Porting Cpuburn on ARM

To begin, I studied the Cortex-A8 and I have found that the Neon is the entity which consume the more.
So all my code is build with Neon's instructions.
There is only two pipes in the Cortex-A8 so I try to always have this pipes full.
In the first part I initialize my loop by entering variable in Neons registers.
Then I begin my loop with Neon's Instructions.

At the begining, I had this loop :

loop:
    subs    r1, #1
    bne     loop

I know that my processor is at 600mHz and I do 4 000 000 000 iterations so I can find the number of cycle.And I saw that this loop takes 3 cycles. 
After that, I added instructions in the loop to see which instructions cost 0 cycle or which instructions can be parallelized.
This leads me to the actual loop which takes 4 cycles.

At Texas Instruments, I have boards which allow me to measure temperature and power.
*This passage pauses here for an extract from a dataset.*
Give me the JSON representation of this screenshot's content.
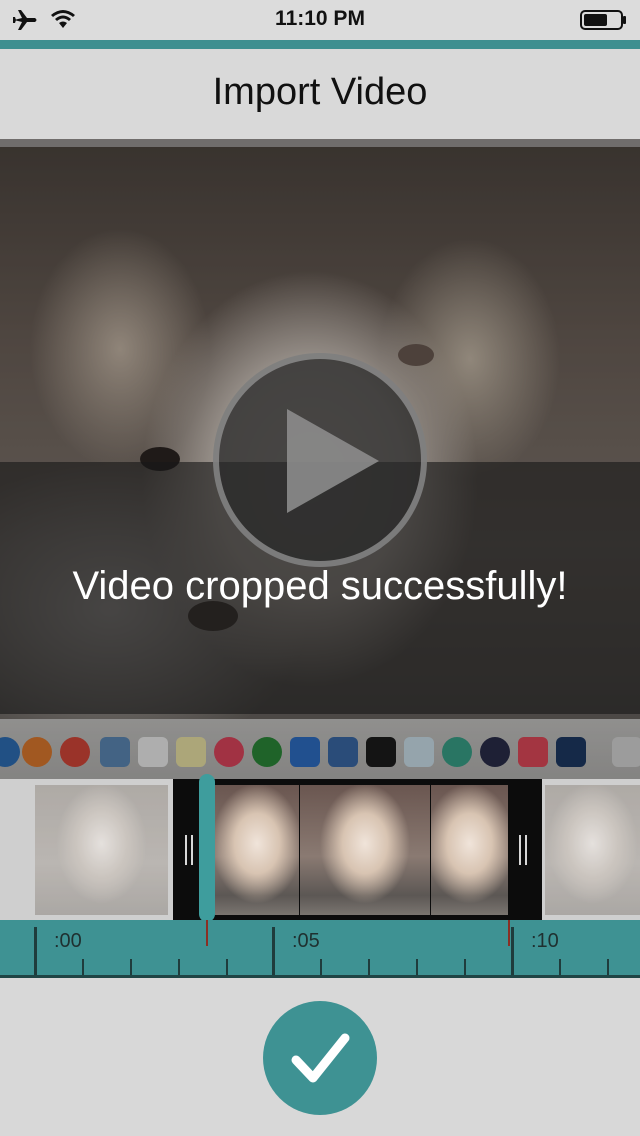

Here is the results for temperature :
	idle :	 	35 C
	empty loop :	38 C
	Burn : 		43 C

And the power measure gives:
	idle :		262 mW
	empty loop :	365 mW
	burn : 		693 mW

Measurement of power are done on the Omap3630 in the cpu's rail and measure of temperature with the band gap temperature sensor.

When i quit the loop, I do a test to see if the computation is good, if not the programm exit.

To compile this program, I use codesourcery toolchain :  arm2009q1.


Gregory Herrero

26 May 2010